Q: Barbara's Swiss/Albanian story is wonderful but how could you apply the lessons with National Statistics? Could you have a programme that said we are going to improve statistics but we can't say which statistics we will be able to improve until one or one and a half years into the programme?

A (Barbara Baredes): The main question before designing a programme or intervention is “what do we need statistics for?” The answer that we all have in mind is “to inform decision-making” (for citizens, researchers, the media, private companies, the government, international organizations and the public at large). Evaluations of statistical capacity development interventions-such as World Bank’s 2017 Data for Development: An Evaluation of World Bank Support for Data and Statistical Capacity and UN’s 2016 Evaluation of the contribution of the United Nations development system to strengthening national capacities for statistical analysis- acknowledge that one of the main shortcomings of current programmes is the lack of engagement with users (especially from the government) to promote effective use of data for decision-making. We are currently focusing on producing statistics, but we are less concerned with understanding how users can access them and what purposes they will serve (e.g. research, monitoring policies).

Indeed, waiting for a year to find out what data is needed by national or municipal stakeholders and how they plan to use it seems too time consuming, and includes no concrete results. However, as we propose in the Capacity Development 4.0 Framework (and in line with the recommendations of such evaluations), relationships between stakeholders of the National (or Municipal) Statistical Systems are capabilities in themselves.
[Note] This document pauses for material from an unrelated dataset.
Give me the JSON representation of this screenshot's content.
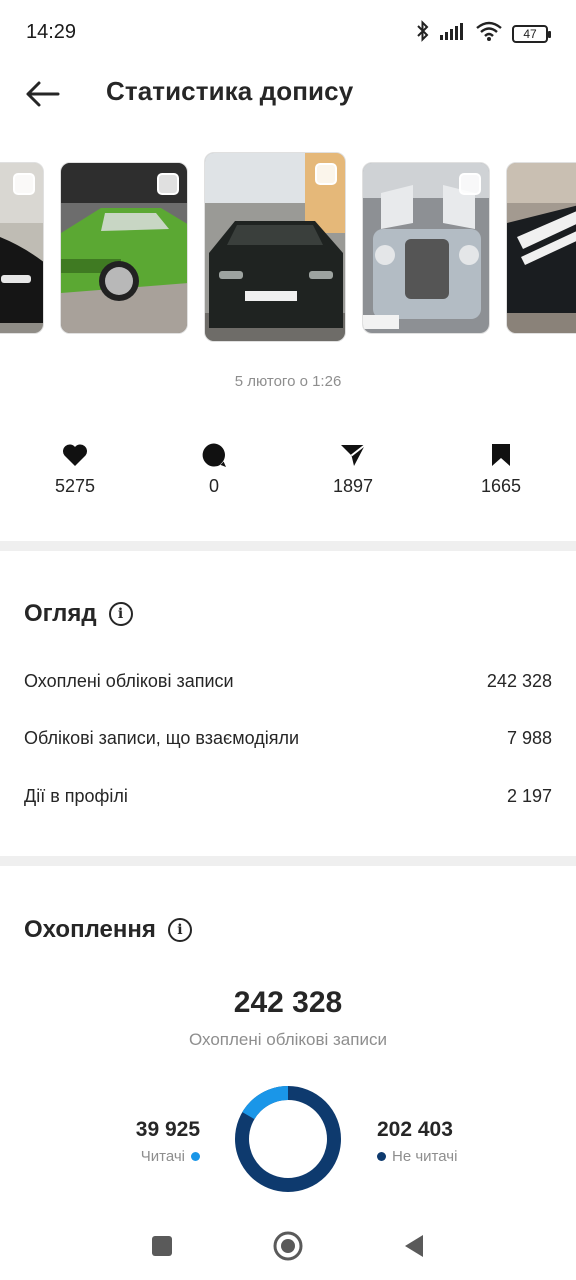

Following this train of thought, the full year of consultation counts as part of the project because it contributes to developing statistical capacity –as much as providing technical support or training statisticians do.

Q: It is interesting to hear from all panelists a focus on leadership, political willingness, and political/contextual analysis as key indicators of success for capacity development for statistics. What advice do you have for those working on statistics of populations groups/topics of high political sensitivity? For example, we work on statistics of refugees and IDPs as part of an Expert Group which is why I am asking this question.
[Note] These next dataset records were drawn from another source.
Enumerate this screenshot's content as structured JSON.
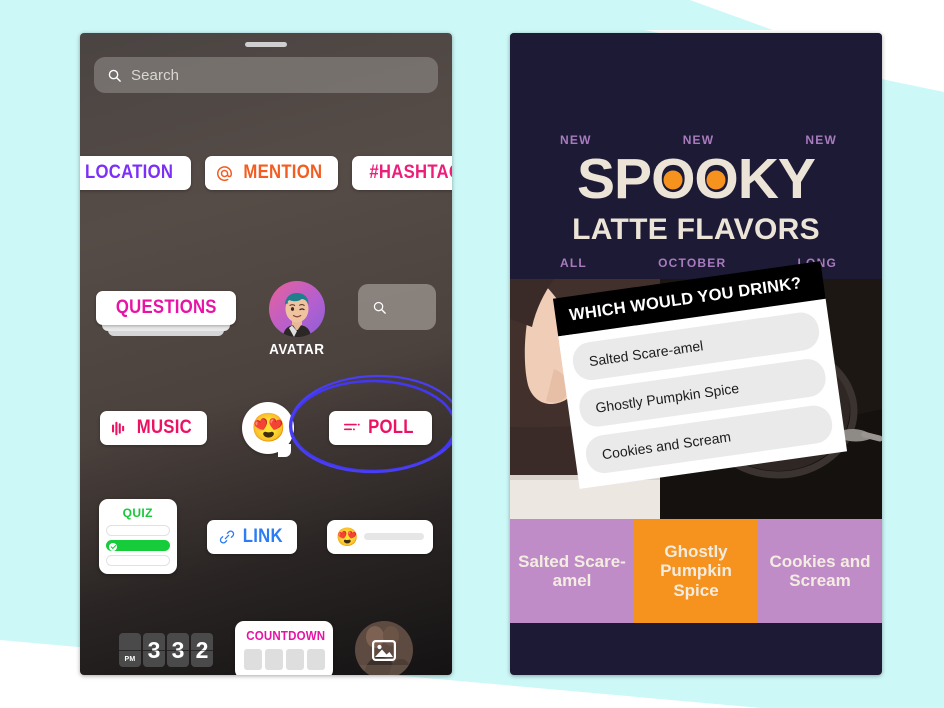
{
  "background": {
    "teal": "#cdf8f8",
    "white": "#ffffff"
  },
  "left_phone": {
    "name": "instagram-sticker-tray",
    "search": {
      "placeholder": "Search",
      "icon": "search-icon"
    },
    "stickers": {
      "location": {
        "label": "LOCATION",
        "icon": "location-pin-icon",
        "color": "#7b2ff7"
      },
      "mention": {
        "label": "MENTION",
        "icon": "at-symbol-icon",
        "color": "#f45d22"
      },
      "hashtag": {
        "label": "#HASHTAG",
        "color": "#ed1e79"
      },
      "questions": {
        "label": "QUESTIONS",
        "color": "#e812a4"
      },
      "avatar": {
        "label": "AVATAR",
        "icon": "avatar-icon"
      },
      "search_chip": {
        "icon": "search-icon"
      },
      "music": {
        "label": "MUSIC",
        "icon": "music-waveform-icon",
        "color": "#ec1162"
      },
      "emoji_bubble": {
        "emoji": "😍",
        "icon": "emoji-reaction-icon"
      },
      "poll": {
        "label": "POLL",
        "icon": "poll-bars-icon",
        "color": "#ec1162",
        "highlighted": true
      },
      "quiz": {
        "label": "QUIZ",
        "color": "#15c939",
        "options": 3,
        "correct_index": 1
      },
      "link": {
        "label": "LINK",
        "icon": "link-chain-icon",
        "color": "#2b7cf6"
      },
      "emoji_slider": {
        "emoji": "😍",
        "icon": "emoji-slider-icon"
      },
      "countdown_clock": {
        "ampm": "PM",
        "digits": [
          "3",
          "3",
          "2"
        ]
      },
      "countdown": {
        "label": "COUNTDOWN",
        "color": "#e812a4",
        "boxes": 4
      },
      "photo": {
        "icon": "photo-sticker-icon"
      }
    },
    "annotation": {
      "name": "blue-circle-highlight",
      "color": "#4338f0",
      "targets": "poll"
    }
  },
  "right_phone": {
    "name": "instagram-story-poll-example",
    "background_color": "#1d1a35",
    "headline": {
      "new_labels": [
        "NEW",
        "NEW",
        "NEW"
      ],
      "title_pre": "SP",
      "title_o1": "O",
      "title_o2": "O",
      "title_post": "KY",
      "title_full": "SPOOKY",
      "subtitle": "LATTE FLAVORS",
      "sub_labels": [
        "ALL",
        "OCTOBER",
        "LONG"
      ],
      "accent_color": "#f6921e",
      "label_color": "#a87bbd",
      "text_color": "#ece4d6"
    },
    "poll": {
      "question": "WHICH WOULD YOU DRINK?",
      "options": [
        "Salted Scare-amel",
        "Ghostly Pumpkin Spice",
        "Cookies and Scream"
      ]
    },
    "result_bars": [
      {
        "label": "Salted Scare-amel",
        "color": "#c08cc8"
      },
      {
        "label": "Ghostly Pumpkin Spice",
        "color": "#f6921e"
      },
      {
        "label": "Cookies and Scream",
        "color": "#c08cc8"
      }
    ]
  }
}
A (Barbara Baredes): Indeed, there are topics that are more politically sensitive than others. Migration is one of them, since there has been an upsurge of anti-immigration (and refugee) groups that threaten the stability of governments. Even more, this has been the main focus of several (successful) political campaigns in the past few years. In this sense, it is important to understand the particularities of the context (and the subject) in which we are intervening before proposing any intervention. First of all, analysing how various actors in the country would use the data on refugees or IDPs, in order to outline a strategy to outweigh identified negative effects. Second, leveraging on the work of other actors, such as that of the International Organization on Migration–together with UNSD- for the 2010 Census Round. These organizations recommended to identify individuals’ country of birth, citizenship and year of arrival. As a result, 87% of 149 countries that sent data to UNSD collected at least one question on the matter.Finally, working together with the national government to build consensus on what needs to be done, and focusing on small wins to build up from there.